Vertikale Balance: Am Anfang wird die vertikale Balance eingestellt. Es hat sich als gute Anfangsannahme herausgestellt, dass der Mono in einem 45° -Winkel nach vorne fällt (pitched). Es müssen entsprechend Gewichte an den Stabilisatoren an- oder abgeschraubt werden.

Links/Rechts-Balance: Die Rechts/Links-Balance sollte so eingestellt sein, dass der Bogen immer senkrecht steht. Dies kann durch das Ausstellen des Kurzstabis erreicht werden. Der Stabi wird dabei solange nach außen gedreht, bis der Bogen von alleine gerade steht.

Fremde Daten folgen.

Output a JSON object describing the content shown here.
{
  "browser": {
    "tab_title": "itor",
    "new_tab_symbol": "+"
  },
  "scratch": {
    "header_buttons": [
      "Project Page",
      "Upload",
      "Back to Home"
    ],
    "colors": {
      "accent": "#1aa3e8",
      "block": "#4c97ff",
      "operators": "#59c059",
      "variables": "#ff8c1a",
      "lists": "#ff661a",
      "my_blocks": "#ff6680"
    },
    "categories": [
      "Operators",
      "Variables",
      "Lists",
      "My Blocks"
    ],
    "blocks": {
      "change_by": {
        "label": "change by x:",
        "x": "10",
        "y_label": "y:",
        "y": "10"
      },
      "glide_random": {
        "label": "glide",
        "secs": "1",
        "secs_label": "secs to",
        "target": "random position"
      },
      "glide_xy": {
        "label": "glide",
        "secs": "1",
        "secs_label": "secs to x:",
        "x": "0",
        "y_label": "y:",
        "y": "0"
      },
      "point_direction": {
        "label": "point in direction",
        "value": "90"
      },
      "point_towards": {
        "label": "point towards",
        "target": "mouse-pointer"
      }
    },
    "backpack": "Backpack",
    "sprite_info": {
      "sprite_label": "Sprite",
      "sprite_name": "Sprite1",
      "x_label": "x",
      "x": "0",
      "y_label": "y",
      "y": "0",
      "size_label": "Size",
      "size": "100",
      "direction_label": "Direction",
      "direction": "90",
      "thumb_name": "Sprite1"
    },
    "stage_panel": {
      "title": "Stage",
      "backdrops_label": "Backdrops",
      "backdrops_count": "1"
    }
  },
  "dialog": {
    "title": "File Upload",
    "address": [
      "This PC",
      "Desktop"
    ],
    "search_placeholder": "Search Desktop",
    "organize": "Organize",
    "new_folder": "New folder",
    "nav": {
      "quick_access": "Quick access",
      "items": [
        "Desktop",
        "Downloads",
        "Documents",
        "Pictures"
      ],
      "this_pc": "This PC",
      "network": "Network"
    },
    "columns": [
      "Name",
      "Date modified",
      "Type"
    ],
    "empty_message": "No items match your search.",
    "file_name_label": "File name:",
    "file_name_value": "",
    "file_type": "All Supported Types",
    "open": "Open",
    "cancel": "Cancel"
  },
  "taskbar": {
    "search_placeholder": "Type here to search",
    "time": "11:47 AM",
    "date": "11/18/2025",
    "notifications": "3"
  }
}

Es können natürlich auch Gewichte hinzugefügt werden, falls das Winkel zu stark wird. Das heißt, dass der Stabi zu weit nach außen gedreht wird, sodass er andere an der Schießlinie behindern würde.

Schritt 5: Testen: Es wichtig das erste Setup der Stabilisation mit einen Papiertest auf fünf bis acht Meter zu testen. Danach ist das Testen auf eine lange Distanz nötig, um die Gruppierung der Pfeile zu überprüfen. Dies geschieht am besten auf Entfernungen von mehr als 35 Meter.

Wie fühlt es sich an? Die Stabilisation muss dafür sorgen, dass sich der Bogen anfühlt, als wäre er ein Teil von einem. Falls es sich „sonderbar“ oder „ungewöhnlich“ anfühlt, wird man immer an die Stabilisation erinnert und kann sich nicht auf den Schuss konzentrieren. 

 

Zusammenfassung

Bogenschießen ist eine wunderbare Art gegen sich selbst anzutreten. Um dies erfolgreich zu können ist eine gute Vorbereitung unerlässlich. Diese umfasst die persönliche Form und das Material. Viel zu oft wird die Balance eines Bogens übersehen oder falsch eingestellt. Dabei kann diese nach dem beschriebenen System relativ einfach eingestellt werden. Mit ein wenig Grundlagen der Physik (Kraft x Kraftarm = Last x Lastarm) kann man relativ präzise herausfinden, welche Gewichte ein Bogen benötigt und wo diese angebracht werden müssen. Mit einem Balancer wird diese Arbeit deutlich vereinfacht.